If I had my time again, I would probably have spent it studying patristic or medieval theologians. The reason? Reformed theology, at least as developed in the sixteenth and seventeenth centuries, drank deep at the wells of the early fathers and the greats of the Middle Ages; and, ironically, to understand Reformation theology one really needs first to have a good grasp of that which came earlier and which frequently stood in continuity with later Protestant developments. From understanding Christ to living the Christian life, thoughtful Protestantism never cut itself off from the wider Christian tradition. Sadly, more recent Evangelicalism has, by accident or design, frequently isolated itself from such historic sources through a sincerely intended but naively executed commitment to the notion of scriptural sufficiency. This has borne unfortunate fruit. Over recent decades, the movement of many evangelicals to Rome or to Eastern Orthodoxy has been, in part at least, a reaction to such impoverishment of the Christian tradition within evangelical ranks. As people look for historical roots, Evangelicalism seems inadequate to meet the challenge, and such moves, though misguided, are at least understandable.
The problem, of course, is how to encourage such interest and knowledge among evangelical people. Even with the easy availability of translations of the fathers, few are going to have the time or the motivation to wade through massive tomes which frequently deal with a world of issues that have long since passed from the scene. There are important lessons of Christology and the Christian life to be gleaned from Irenaeus and Tertullian, but these are frequently hidden in a forest of ideas, polemics, and personalities which will kill the interest of most lay readers within a few pages.
This pastoral issue is one that Thomas Oden has been wrestling with for many years. Even before his move to Evangelicalism, his desire to make the greats of the Christian tradition accessible to others was evident, as in his excellent little collection, The Parables of Kierkegaard. Since then, Oden's evangelical ecumenism has borne great fruit especially in the area of patristics, most notably in his pioneering editorship of the Ancient Christian Commentary series. These volumes have done much to bring the great tradition of patristic exegesis to a wider audience; but, realistically, even these books will be overwhelming to most churchgoers.

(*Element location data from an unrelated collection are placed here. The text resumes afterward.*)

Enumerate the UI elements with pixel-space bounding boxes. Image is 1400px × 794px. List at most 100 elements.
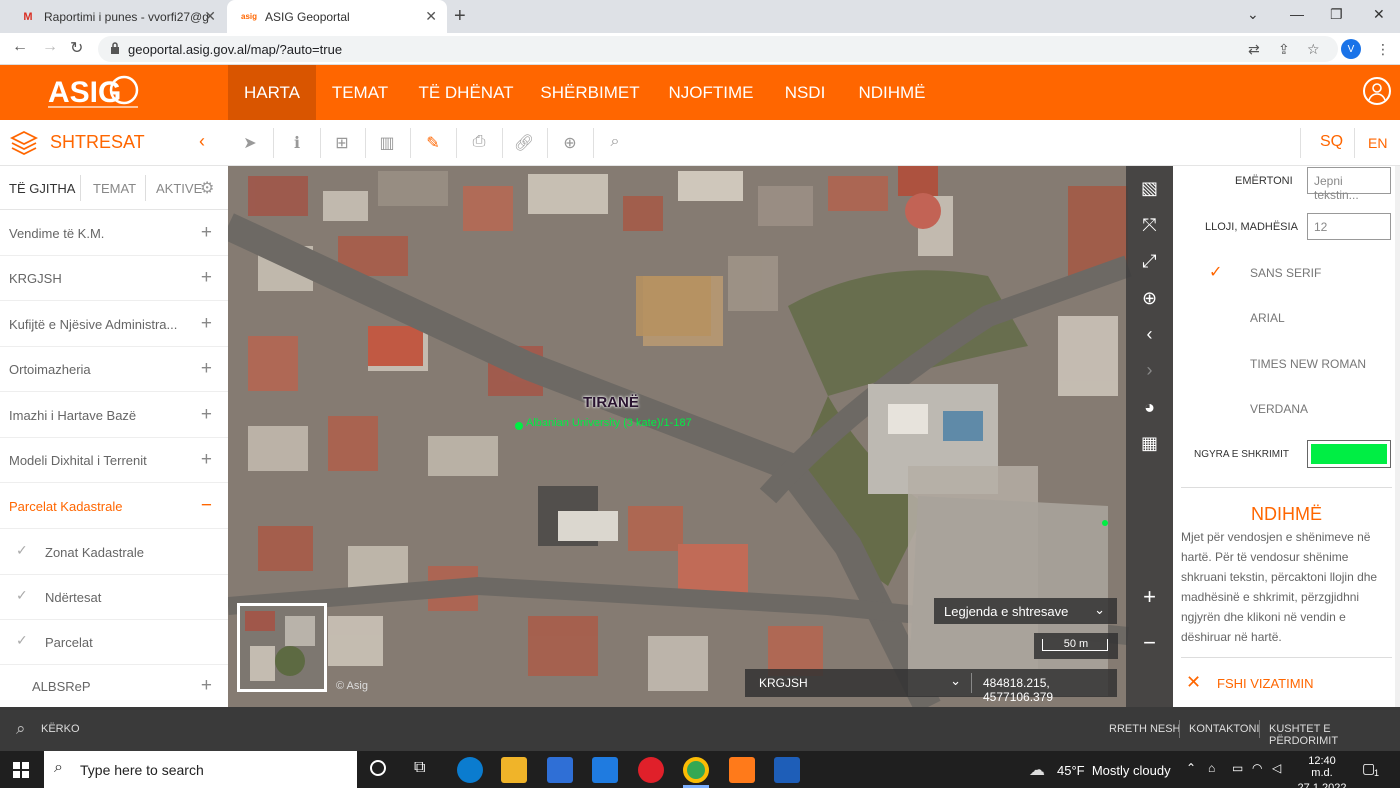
fullscreen-icon[interactable]: ⤢ bbox=[1126, 243, 1173, 279]
font-option-times[interactable]: TIMES NEW ROMAN bbox=[1250, 357, 1366, 371]
globe-icon[interactable]: ◕ bbox=[1126, 389, 1173, 425]
word-icon[interactable] bbox=[774, 757, 800, 783]
bookmark-star-icon[interactable]: ☆ bbox=[1307, 41, 1320, 58]
close-tab-icon[interactable]: ✕ bbox=[425, 8, 437, 25]
font-option-sans-serif[interactable]: SANS SERIF bbox=[1250, 266, 1321, 280]
profile-avatar[interactable]: V bbox=[1341, 39, 1361, 59]
layer-parcelat-kadastrale[interactable]: Parcelat Kadastrale − bbox=[0, 484, 228, 529]
search-icon[interactable]: ⌕ bbox=[604, 133, 626, 153]
edit-annotation-icon[interactable]: ✎ bbox=[422, 133, 444, 153]
store-icon[interactable] bbox=[547, 757, 573, 783]
forward-icon[interactable]: → bbox=[42, 38, 58, 56]
projection-select[interactable]: KRGJSH ⌄ bbox=[745, 669, 971, 697]
layer-albsrep[interactable]: ALBSReP + bbox=[0, 664, 228, 709]
tray-chevron-icon[interactable]: ⌃ bbox=[1186, 761, 1196, 775]
font-size-input[interactable]: 12 bbox=[1307, 213, 1391, 240]
user-account-icon[interactable] bbox=[1363, 77, 1391, 105]
zoom-in-icon[interactable]: + bbox=[1126, 579, 1173, 615]
browser-menu-icon[interactable]: ⋮ bbox=[1376, 41, 1390, 58]
office-app-icon[interactable] bbox=[729, 757, 755, 783]
tab-aktive[interactable]: AKTIVE bbox=[156, 181, 202, 196]
expand-plus-icon[interactable]: + bbox=[201, 267, 212, 289]
tray-network-icon[interactable]: ⌂ bbox=[1208, 761, 1215, 775]
layer-ortoimazheria[interactable]: Ortoimazheria + bbox=[0, 347, 228, 392]
check-icon[interactable]: ✓ bbox=[16, 587, 28, 604]
overview-minimap[interactable] bbox=[237, 603, 327, 692]
layer-kufijte[interactable]: Kufijtë e Njësive Administra... + bbox=[0, 302, 228, 347]
url-input[interactable]: geoportal.asig.gov.al/map/?auto=true bbox=[98, 36, 1338, 62]
lang-en-button[interactable]: EN bbox=[1368, 135, 1387, 151]
settings-gear-icon[interactable]: ⚙ bbox=[200, 178, 214, 198]
cortana-icon[interactable] bbox=[370, 760, 386, 776]
back-icon[interactable]: ← bbox=[12, 38, 28, 56]
maximize-icon[interactable]: ❐ bbox=[1330, 6, 1343, 23]
add-circle-icon[interactable]: ⊕ bbox=[559, 133, 581, 153]
expand-plus-icon[interactable]: + bbox=[201, 222, 212, 244]
next-extent-icon[interactable]: › bbox=[1126, 352, 1173, 388]
collapse-panel-icon[interactable]: ‹ bbox=[199, 131, 205, 152]
grid-icon[interactable]: ▦ bbox=[1126, 425, 1173, 461]
reload-icon[interactable]: ↻ bbox=[70, 38, 83, 58]
poi-marker[interactable] bbox=[515, 422, 523, 430]
mail-icon[interactable] bbox=[592, 757, 618, 783]
browser-tab-asig[interactable]: asig ASIG Geoportal ✕ bbox=[227, 0, 447, 33]
layer-modeli-dixhital[interactable]: Modeli Dixhital i Terrenit + bbox=[0, 438, 228, 483]
tray-volume-icon[interactable]: ◁ bbox=[1272, 761, 1281, 775]
select-pointer-icon[interactable]: ➤ bbox=[239, 133, 261, 153]
tab-te-gjitha[interactable]: TË GJITHA bbox=[9, 181, 75, 196]
expand-plus-icon[interactable]: + bbox=[201, 404, 212, 426]
layer-krgjsh[interactable]: KRGJSH + bbox=[0, 256, 228, 301]
opera-icon[interactable] bbox=[638, 757, 664, 783]
browser-tab-gmail[interactable]: M Raportimi i punes - vvorfi27@gm ✕ bbox=[6, 0, 226, 33]
add-box-icon[interactable]: ⊞ bbox=[331, 133, 353, 153]
tray-battery-icon[interactable]: ▭ bbox=[1232, 761, 1243, 775]
legend-dropdown[interactable]: Legjenda e shtresave ⌄ bbox=[934, 598, 1117, 624]
tab-temat[interactable]: TEMAT bbox=[93, 181, 136, 196]
sublayer-ndertesat[interactable]: ✓ Ndërtesat bbox=[0, 575, 228, 620]
close-tab-icon[interactable]: ✕ bbox=[204, 8, 216, 25]
search-link[interactable]: KËRKO bbox=[41, 723, 80, 735]
weather-text[interactable]: 45°F Mostly cloudy bbox=[1057, 763, 1171, 778]
font-option-verdana[interactable]: VERDANA bbox=[1250, 402, 1308, 416]
asig-logo[interactable]: ASIG bbox=[46, 74, 141, 112]
collapse-minus-icon[interactable]: − bbox=[201, 495, 212, 517]
edge-icon[interactable] bbox=[457, 757, 483, 783]
about-link[interactable]: RRETH NESH bbox=[1109, 723, 1181, 735]
chrome-icon[interactable] bbox=[683, 757, 709, 783]
poi-label[interactable]: Albanian University (3 kate)/1-187 bbox=[526, 417, 692, 429]
minimize-icon[interactable]: — bbox=[1290, 6, 1304, 22]
tab-search-icon[interactable]: ⌄ bbox=[1247, 6, 1259, 23]
check-icon[interactable]: ✓ bbox=[16, 632, 28, 649]
font-option-arial[interactable]: ARIAL bbox=[1250, 311, 1285, 325]
share-icon[interactable]: ⇪ bbox=[1278, 41, 1290, 58]
terms-link[interactable]: KUSHTET E PËRDORIMIT bbox=[1269, 723, 1400, 747]
info-icon[interactable]: ℹ bbox=[286, 133, 308, 153]
nav-njoftime[interactable]: NJOFTIME bbox=[654, 65, 768, 120]
basemap-icon[interactable]: ▧ bbox=[1126, 170, 1173, 206]
previous-extent-icon[interactable]: ‹ bbox=[1126, 316, 1173, 352]
zoom-box-icon[interactable]: ⊕ bbox=[1126, 280, 1173, 316]
clear-drawing-button[interactable]: FSHI VIZATIMIN bbox=[1217, 676, 1314, 691]
expand-plus-icon[interactable]: + bbox=[201, 358, 212, 380]
full-extent-icon[interactable]: ⤧ bbox=[1126, 207, 1173, 243]
map-canvas[interactable]: TIRANË Albanian University (3 kate)/1-18… bbox=[228, 166, 1173, 707]
file-explorer-icon[interactable] bbox=[501, 757, 527, 783]
taskbar-search-box[interactable]: ⌕ Type here to search bbox=[44, 751, 357, 788]
expand-plus-icon[interactable]: + bbox=[201, 313, 212, 335]
link-icon[interactable]: 🔗︎ bbox=[513, 133, 535, 153]
new-tab-icon[interactable]: + bbox=[454, 5, 466, 28]
clock[interactable]: 12:40 m.d. 27.1.2022 bbox=[1297, 755, 1347, 794]
sublayer-zonat[interactable]: ✓ Zonat Kadastrale bbox=[0, 530, 228, 575]
sublayer-parcelat[interactable]: ✓ Parcelat bbox=[0, 620, 228, 665]
layer-vendime[interactable]: Vendime të K.M. + bbox=[0, 211, 228, 256]
nav-harta[interactable]: HARTA bbox=[228, 65, 316, 120]
expand-plus-icon[interactable]: + bbox=[201, 675, 212, 697]
lang-sq-button[interactable]: SQ bbox=[1320, 133, 1343, 151]
search-icon[interactable]: ⌕ bbox=[16, 719, 26, 739]
task-view-icon[interactable]: ⧉ bbox=[414, 759, 425, 777]
chart-icon[interactable]: ▥ bbox=[376, 133, 398, 153]
translate-icon[interactable]: ⇄ bbox=[1248, 41, 1260, 58]
annotation-text-input[interactable]: Jepni tekstin... bbox=[1307, 167, 1391, 202]
close-window-icon[interactable]: ✕ bbox=[1373, 6, 1385, 23]
nav-sherbimet[interactable]: SHËRBIMET bbox=[528, 65, 652, 120]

That is why this little devotional volume is such a gem. Structured as a weekly devotional that covers a whole calendar year, the book offers helpful quotations from selected fathers, contemporary reflections upon these, and patristic prayers which drive home each chosen topic in the context of personal piety. In other words, this book offers an access point to the patristic tradition which is manageable, practical, and doxological, and which should help to inform the evangelical practice of godliness in a way that is historically and theologically enriching. Oden is not so much arguing for the relevance and usefulness of patristic theology as demonstrating the same. In our pragmatic age, this might well prove to be the most compelling way to persuade Christians of the value of early church theology. Indeed, I did not simply read the book for review, I have been using it for devotions as well and have found it to be helpful, uplifting, and challenging. I intend to recommend it to my early church class next year as an example of how patristic writers can inform contemporary practice.
Of course, the limits of the book are the limits of patristic theology. Classic Protestant distinctives, such as a robust emphasis on justification by grace through faith, and on assurance, are missing; in other words, the book needs to be supplemented with other devotional reading. Further, the move from giving actual dates to using the liturgical calendar for the readings is a little frustrating to a hackneyed Puritan like myself who, beyond knowing the date of Christmas and the approximate location of Easter, wears ignorance of the liturgical calendar as a badge of honor. Yet it should also be noted that the book can be started at any point in the year and still prove helpful.
The church owes Thomas Oden a great debt for his tireless efforts to remind Evangelicalism of the riches of the wider Christian tradition; and this book will hopefully prove his most accessible and popular venture yet in that regard. Buy it; use it; give it away; bring it to the attention of your pastor. And give thanks that you do not have to go to Rome or Athens to connect with patristic riches, as this attractively produced book so ably demonstrates.